Di pekan-pekan sebelumnya, kita sudah membahas investasi jangka panjang di 2 jenis reksa dana yaitu Reksa Dana Pasar Uang (RDPU) dan Reksa Dana Obligasi (RDO) dengan studi kasus dan simulasi. Hasilnya, terbukti bahwa di tengah situasi perekonomian yang naik turun, investasi jangka panjang di RDPU dan RDO tetap memberikan keuntungan!
Sekarang, saatnya kita cari tahu bagaimana jika kita investasi jangka panjang selama 5 tahun di Reksa Dana Saham (RDS).
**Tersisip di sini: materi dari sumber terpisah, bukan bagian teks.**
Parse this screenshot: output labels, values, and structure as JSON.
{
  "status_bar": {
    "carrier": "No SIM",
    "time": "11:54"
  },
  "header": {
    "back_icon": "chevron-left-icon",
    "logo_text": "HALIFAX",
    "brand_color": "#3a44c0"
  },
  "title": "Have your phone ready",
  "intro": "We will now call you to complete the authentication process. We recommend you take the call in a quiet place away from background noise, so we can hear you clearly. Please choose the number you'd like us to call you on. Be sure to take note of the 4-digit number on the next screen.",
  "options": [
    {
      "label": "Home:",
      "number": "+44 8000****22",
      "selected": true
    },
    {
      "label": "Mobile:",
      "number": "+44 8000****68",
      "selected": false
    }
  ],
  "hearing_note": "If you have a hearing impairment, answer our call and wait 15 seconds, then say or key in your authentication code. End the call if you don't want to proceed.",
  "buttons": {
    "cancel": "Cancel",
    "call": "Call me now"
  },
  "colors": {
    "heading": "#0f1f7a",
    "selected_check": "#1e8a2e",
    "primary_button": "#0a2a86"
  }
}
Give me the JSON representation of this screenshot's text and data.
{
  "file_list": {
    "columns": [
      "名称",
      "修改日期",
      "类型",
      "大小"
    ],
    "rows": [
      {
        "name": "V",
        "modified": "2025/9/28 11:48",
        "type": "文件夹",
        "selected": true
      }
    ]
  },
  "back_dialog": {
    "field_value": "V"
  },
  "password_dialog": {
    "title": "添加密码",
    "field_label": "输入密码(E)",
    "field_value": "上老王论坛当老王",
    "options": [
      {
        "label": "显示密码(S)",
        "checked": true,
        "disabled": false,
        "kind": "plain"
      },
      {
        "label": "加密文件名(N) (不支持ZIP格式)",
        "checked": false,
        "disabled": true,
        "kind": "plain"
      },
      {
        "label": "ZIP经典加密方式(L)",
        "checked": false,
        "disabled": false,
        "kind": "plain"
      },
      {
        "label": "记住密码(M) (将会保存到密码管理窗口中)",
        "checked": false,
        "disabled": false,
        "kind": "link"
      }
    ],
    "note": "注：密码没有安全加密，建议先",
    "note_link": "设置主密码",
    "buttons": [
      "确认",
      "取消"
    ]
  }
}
Yuk kita mulai studi kasus minggu ini dengan melihat performa rata-rata 3 produk RDS terpopuler di aplikasi Bibit!
Dari gambar grafik di atas, terlihat pergerakan RDS yang fluktuatif dalam 5 tahun terakhir ini. Bahkan saat pandemi Covid-19, terjadi penurunan yang cukup mendalam. Kita ingat bahwa pada awal masa pandemi di Maret 2020, Indeks Harga Saham Gabungan (IHSG) anjlok bahkan menyentuh level di bawah 4.000 dari yang sebelumnya berada di sekitar 6.000-an. Meski sempat mengalami penurunan cukup dalam, akhirnya IHSG kembali pulih dan mengalami kenaikan seiring dengan berjalannya waktu.
Berkaca dari fluktuasi yang terjadi tadi, bagaimana jadinya kalau nabung rutin atau Dollar Cost Averaging (DCA) sebesar Rp 500 ribu tiap bulan dalam periode 5 tahun tersebut di Reksa Dana Saham? Ini dia simulasinya!
Pada tabel di atas, kita dapat melihat bahwa kondisi perekonomian yang naik turun juga mempengaruhi performa investasi di RDS. Pada Oktober 2018, terlihat bahwa portofolio minus sebesar -3,42%. Lalu saat pandemi Covid-19 di 2020, portofolio kembali minus hingga -7,93%.
Namun dalam jangka panjang, nyatanya jika kamu nabung rutin selama 5 tahun terakhir di RDS, investasimu bertumbuh dan akhirnya memperoleh keuntungan sebesar 31,14%. Artinya, total dana yang kamu dapatkan setelah 5 tahun berinvestasi adalah sebesar Rp 39,9 juta!
Pergerakan RDS memang cenderung fluktuatif dan memiliki risiko yang lebih tinggi dibanding jenis dua reksa dana lainnya yaitu RDPU dan RDO. Namun dari studi kasus ini, kita dapat melihat bahwa di tengah fluktuasi harga, strategi nabung rutin atau DCA dalam jangka panjang di RDS memungkinkan kita untuk memperoleh keuntungan dari investasi.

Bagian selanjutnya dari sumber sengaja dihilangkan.